Au cours du scrutin suivant, en mai 1908, Prétot sollicite le renouvellement de son mandat. Face à une liste socialiste SFIO et à une autre qualifiée de socialiste évolutionniste, les radicaux-socialistes du maire sortant obtiennent 21 sièges, un indépendant et évolutionniste étant élus. Prétot obtient, au second tour, 585 voix pour 1 188 votants et est élu. Tandis que des dissidences se font jour, à mesure du vieillissement et de la maladie d’Eugène Voisin, Prétot lui reste fidèle. En juillet 1911, il est, avec Roux, l’organisateur d’une réunion d’hommage au maire avant l’inauguration de la nouvelle mairie. Voisin ne se représentant pas, la liste radicale-socialiste de Georges Briolay, son ancien adjoint, est battue en mai 1912 par une coalition regroupant des radicaux dissidents, les socialistes SFIO et la droite libérale et conservatrice. Prétot quitte le conseil municipal.

Près de la pyramide de Brunoy (Seine-et-Oise, act. Essonne), la voiture automobile que conduisait M. Prétot entre en collision avec un charretier conduisant des bestiaux ; les comptes-rendus de presse divergent. Pour L’Univers, M. Prétot et un de ses fils, soldat au 1er régiment de dragons à Compiègne, sont assez grièvement blessés ; pour Le Petit Journal, c’est le charretier qui l’est.

Pendant la première guerre mondiale, l’activité de l’usine Prétot est orientée vers le matériel militaire. Il exporte en Italie une machine pour finir les obus en acier après la trempe. Pour le compte de l’armée française, il produit un engin automobile blindé, utilisant des scies circulaires pour couper les fils de fer barbelés.

Après le conflit, Prétot continue son activité mécanique et retourne vivre à Paris.
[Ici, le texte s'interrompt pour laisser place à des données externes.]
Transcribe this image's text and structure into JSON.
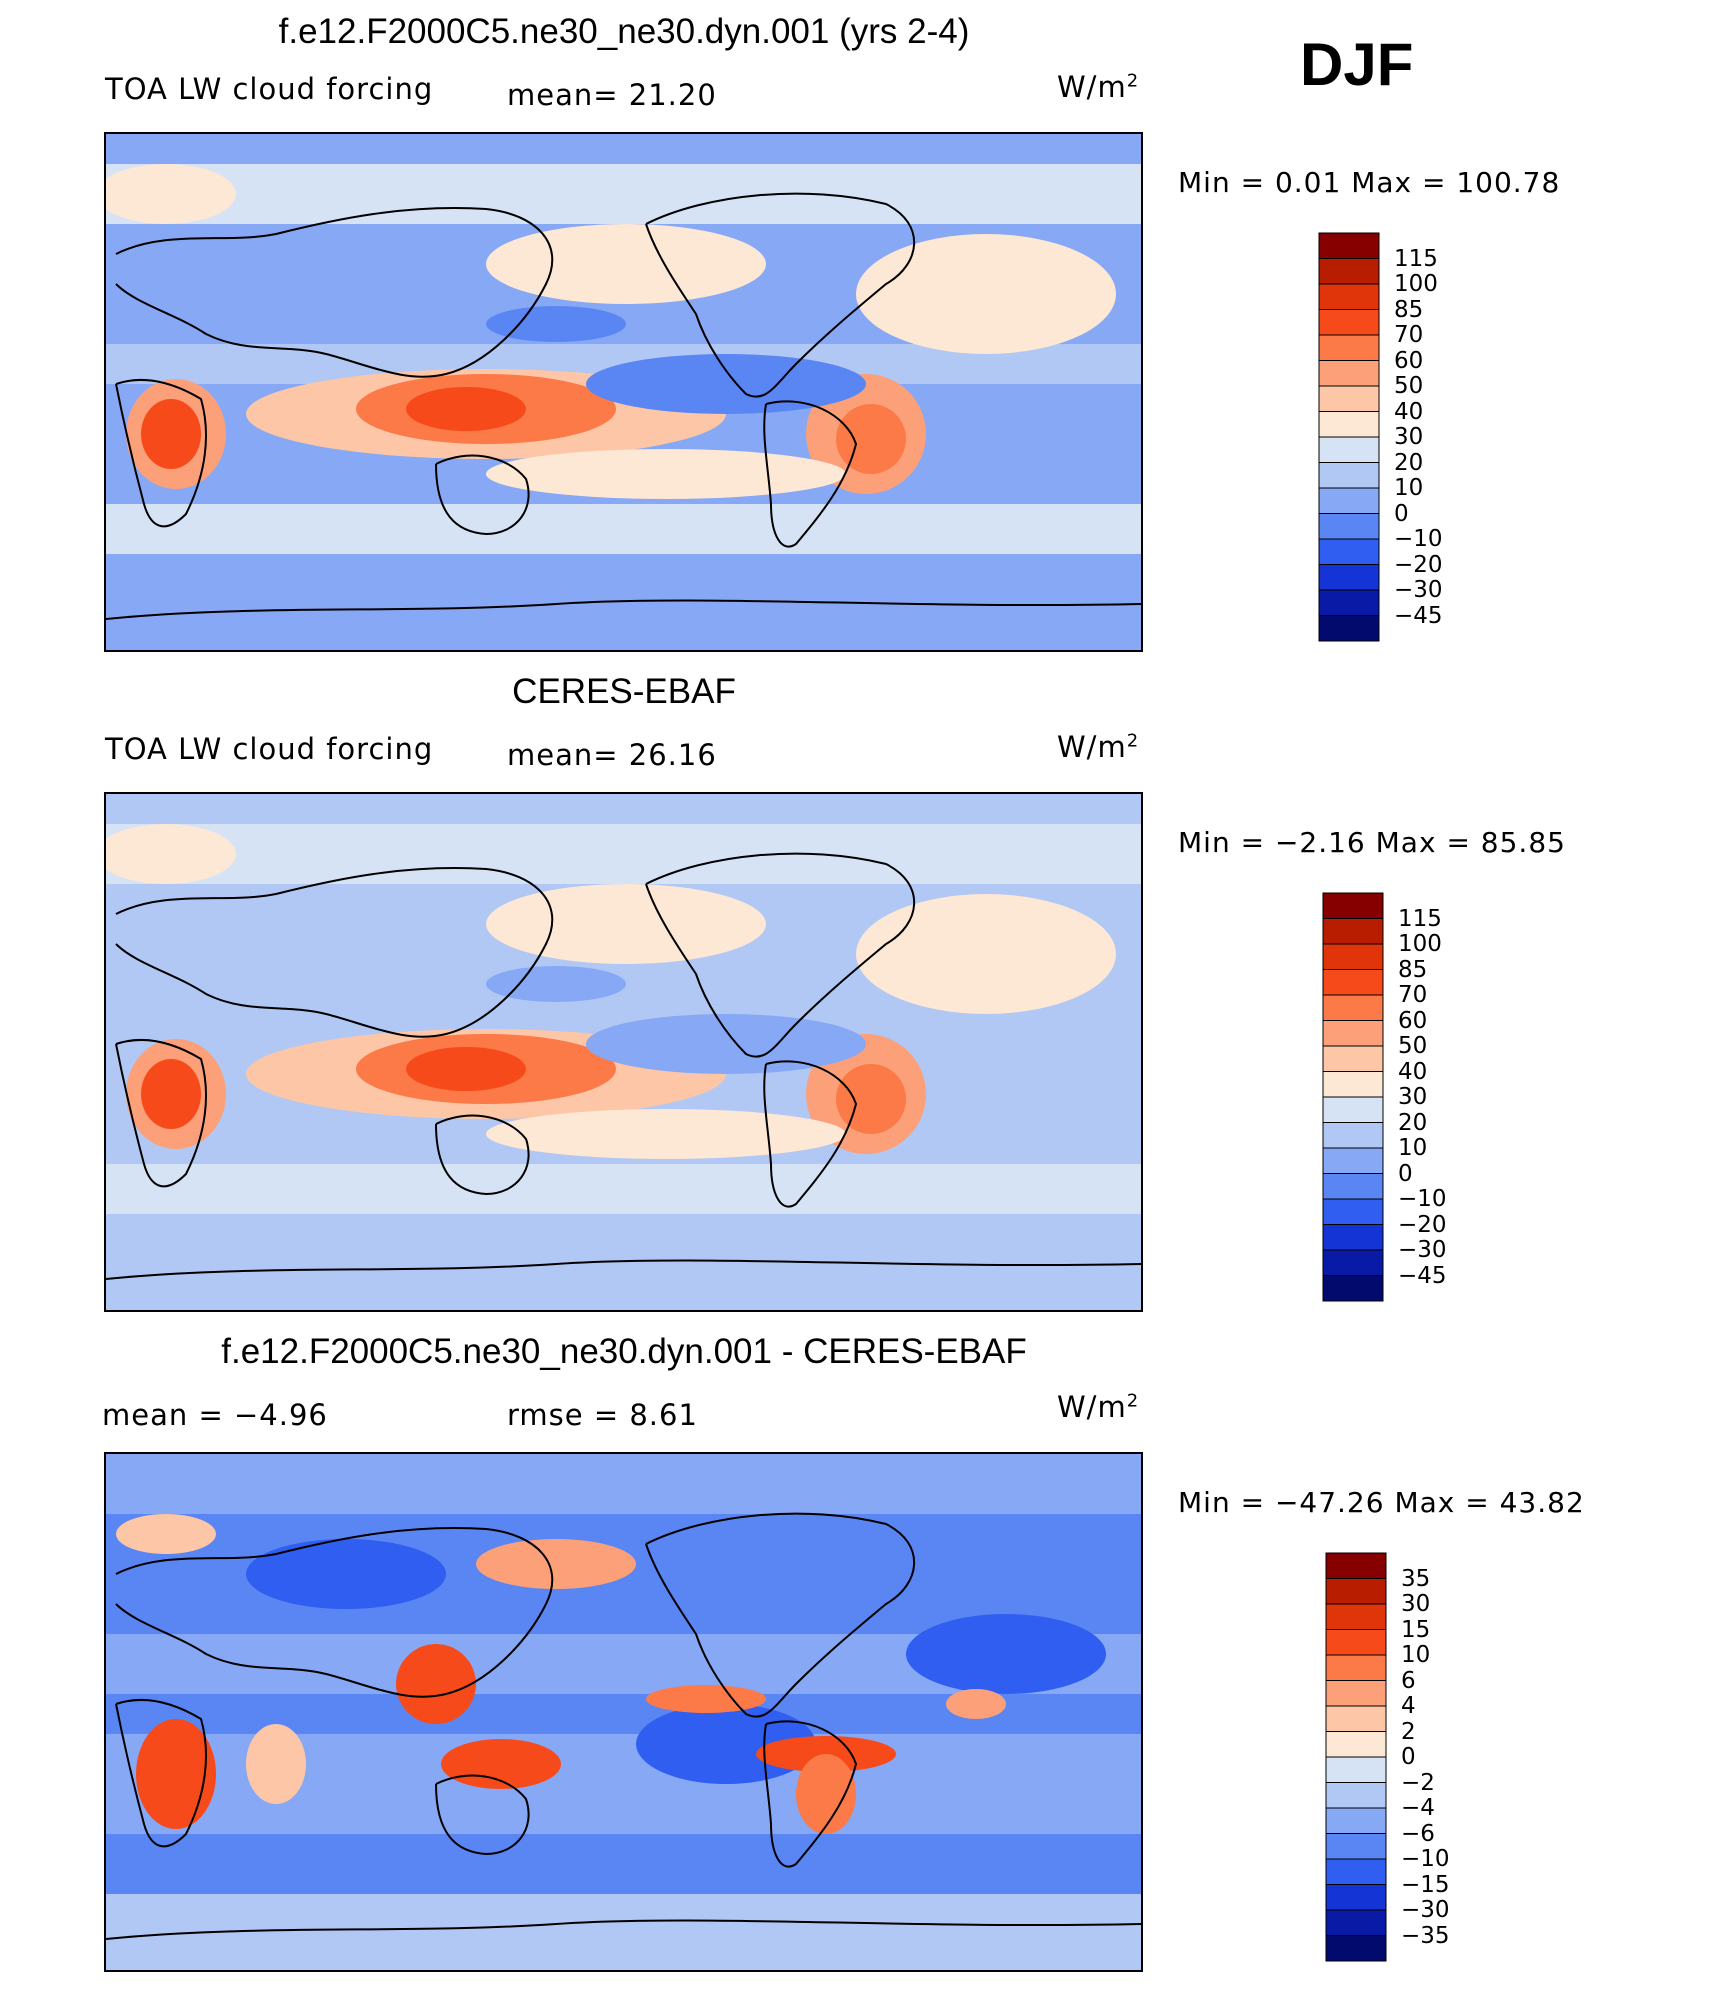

Tout en continuant à produire des avant-trains automoteurs, il s’oriente également vers le cuir textile et le polissage des glaces.

Victor Etienne Prétot meurt le 14 mai 1920 à Paris (11e arr.) à son domicile avenue de la République. Il était âgé de 68 ans et père de sept enfants. Il avait été décoré des Palmes académiques comme officier d’académie en février 1907, puis comme officier de l’instruction publique en mars 1914. Il avait obtenu une médaille d'or lors de l’Exposition universelle de Paris en 1900, et probablement également lors de celle de 1889.

Son épouse, Jeanne Eugénie Prétot devient titulaire de son dernier brevet, sur le polissage des glaces, accordé post-mortem en 1922. Elle était membre de la principale association humanitaire de Joinville-le-Pont à partir de 1902, l'œuvre de l'allaitement maternel. En 1911, elle avait été lauréate de la Société de l’encouragement au bien.

Plusieurs de ses enfants déposeront également des brevets : ses deux plus jeunes fils Robert Marcel et Jean Albert, ainsi probablement qu’une de ses filles, Lucie.